Charles' Fame : WBCN legend is up for Hall of Fame
Charles Laquidara has been nominated to the Radio Hall of Fame, it was announced yesterday. He was cited in part because his "'The Big Mattress' was a pioneer effort in FM broadcasting, on WBCN/Boston for over 30 years. It was one of the first FM shows to feature a shifting on-air cast, including producers, writers and a production team. Known for his eclectic musical tastes, the outspoken Laquidara was never bashful about his criticism of corporate governance and right-wing politics.'
Laquidara is one of five personalities nominated in the 'regional or local - pioneer' category by a national advisory committee. The on-line voting process will be open to the public at www.radiohof.org beginning June 14 and concluding August 1. The results will be announced on August 4th which happens to be the anniversary of his final Boston morning show on WZLX in 2000. Ballot winners will be inducted Nov.6 in Chicago.
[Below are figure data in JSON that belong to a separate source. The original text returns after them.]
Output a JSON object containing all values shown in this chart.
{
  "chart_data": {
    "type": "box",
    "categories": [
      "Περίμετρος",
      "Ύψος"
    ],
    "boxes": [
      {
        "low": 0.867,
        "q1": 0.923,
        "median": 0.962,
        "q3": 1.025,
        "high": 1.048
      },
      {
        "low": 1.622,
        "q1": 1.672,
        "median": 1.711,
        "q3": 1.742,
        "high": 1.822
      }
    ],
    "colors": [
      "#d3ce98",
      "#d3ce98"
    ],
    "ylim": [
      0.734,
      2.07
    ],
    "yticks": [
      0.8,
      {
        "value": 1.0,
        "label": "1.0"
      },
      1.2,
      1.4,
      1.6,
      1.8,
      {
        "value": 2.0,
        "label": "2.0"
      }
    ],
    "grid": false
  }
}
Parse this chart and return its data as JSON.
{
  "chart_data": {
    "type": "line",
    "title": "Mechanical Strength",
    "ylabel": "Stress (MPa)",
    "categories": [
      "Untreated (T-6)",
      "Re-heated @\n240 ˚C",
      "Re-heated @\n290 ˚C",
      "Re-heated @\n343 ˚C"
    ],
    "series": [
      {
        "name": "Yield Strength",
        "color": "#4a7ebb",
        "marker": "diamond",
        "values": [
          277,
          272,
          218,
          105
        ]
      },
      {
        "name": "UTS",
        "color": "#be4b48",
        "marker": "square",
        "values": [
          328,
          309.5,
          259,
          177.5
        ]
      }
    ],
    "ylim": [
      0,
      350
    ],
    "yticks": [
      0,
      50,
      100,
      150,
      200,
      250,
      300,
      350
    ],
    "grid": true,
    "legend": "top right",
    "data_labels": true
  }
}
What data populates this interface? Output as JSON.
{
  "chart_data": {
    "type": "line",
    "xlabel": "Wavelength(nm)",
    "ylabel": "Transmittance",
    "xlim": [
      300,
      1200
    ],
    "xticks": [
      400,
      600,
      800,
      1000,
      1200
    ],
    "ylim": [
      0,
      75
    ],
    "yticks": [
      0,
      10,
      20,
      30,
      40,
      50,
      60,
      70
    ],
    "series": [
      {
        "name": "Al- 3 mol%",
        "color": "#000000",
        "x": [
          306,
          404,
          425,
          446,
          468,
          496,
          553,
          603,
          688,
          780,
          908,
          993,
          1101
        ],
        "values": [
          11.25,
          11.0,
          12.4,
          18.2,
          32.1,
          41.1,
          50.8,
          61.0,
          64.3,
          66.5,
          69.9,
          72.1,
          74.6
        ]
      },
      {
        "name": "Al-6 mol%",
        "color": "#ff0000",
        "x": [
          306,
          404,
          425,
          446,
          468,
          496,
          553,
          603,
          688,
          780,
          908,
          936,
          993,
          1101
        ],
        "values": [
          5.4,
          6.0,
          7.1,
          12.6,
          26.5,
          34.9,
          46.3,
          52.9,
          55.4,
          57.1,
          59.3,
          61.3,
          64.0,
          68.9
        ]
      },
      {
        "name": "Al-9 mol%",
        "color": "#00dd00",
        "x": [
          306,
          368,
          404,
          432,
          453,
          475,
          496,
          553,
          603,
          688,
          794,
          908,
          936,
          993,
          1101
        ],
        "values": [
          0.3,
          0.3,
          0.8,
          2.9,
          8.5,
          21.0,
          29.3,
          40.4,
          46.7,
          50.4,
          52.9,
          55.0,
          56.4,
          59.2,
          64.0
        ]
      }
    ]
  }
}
Laquidara hosted the hugely popular ''The Big Mattress'' on WBCN 104.1 for the better part of 25 years. On April 1, 1996, he moved over to sister station WZLX 100.7 to make room for Howard Stern who ironically is also among this year's Hall of Fame nominees in the 'national - active' category.
Laquidara, a Milford Mass native, was a struggling young actor in Hollywood in the 1960s when he took his first job in radio, as an announcer for classical music station KPPC-FM in Pasadena, Calif.When the station changed its format to what was then referred to as ''underground rock,'' Laquidara began to develop a reputation as a pioneer in a radio movement that was closely linked to the protest culture of the 1960s.In 1969, he was hired at WBCN to replace disc jockey Peter Wolf, who would go on to become the lead singer of the J. Geils Band.
In 1972, he was named host of the station's legendary morning-drive show. On his website, www.bigmattress.com, Laquidara explains how he came up with the unusual name for the show:''It seemed to conjure up images of thousands of listeners, from hundreds of different towns in New England, all on this huge, imaginary mattress all waking up to the sounds of rock and roll from their radios before they went off to school or work.''In 1996, WBCN replaced Laquidara in the morning with Howard Stern. Laquidara moved to sister station WZLX, and that station's ''classic rock'' format featured many of the same songs he played when the music was new and considered ''underground rock.''
Last September, Laquidara was among a group of Boston radio and TV legends inducted into Massachusetts Broadcasters Hall of Fame.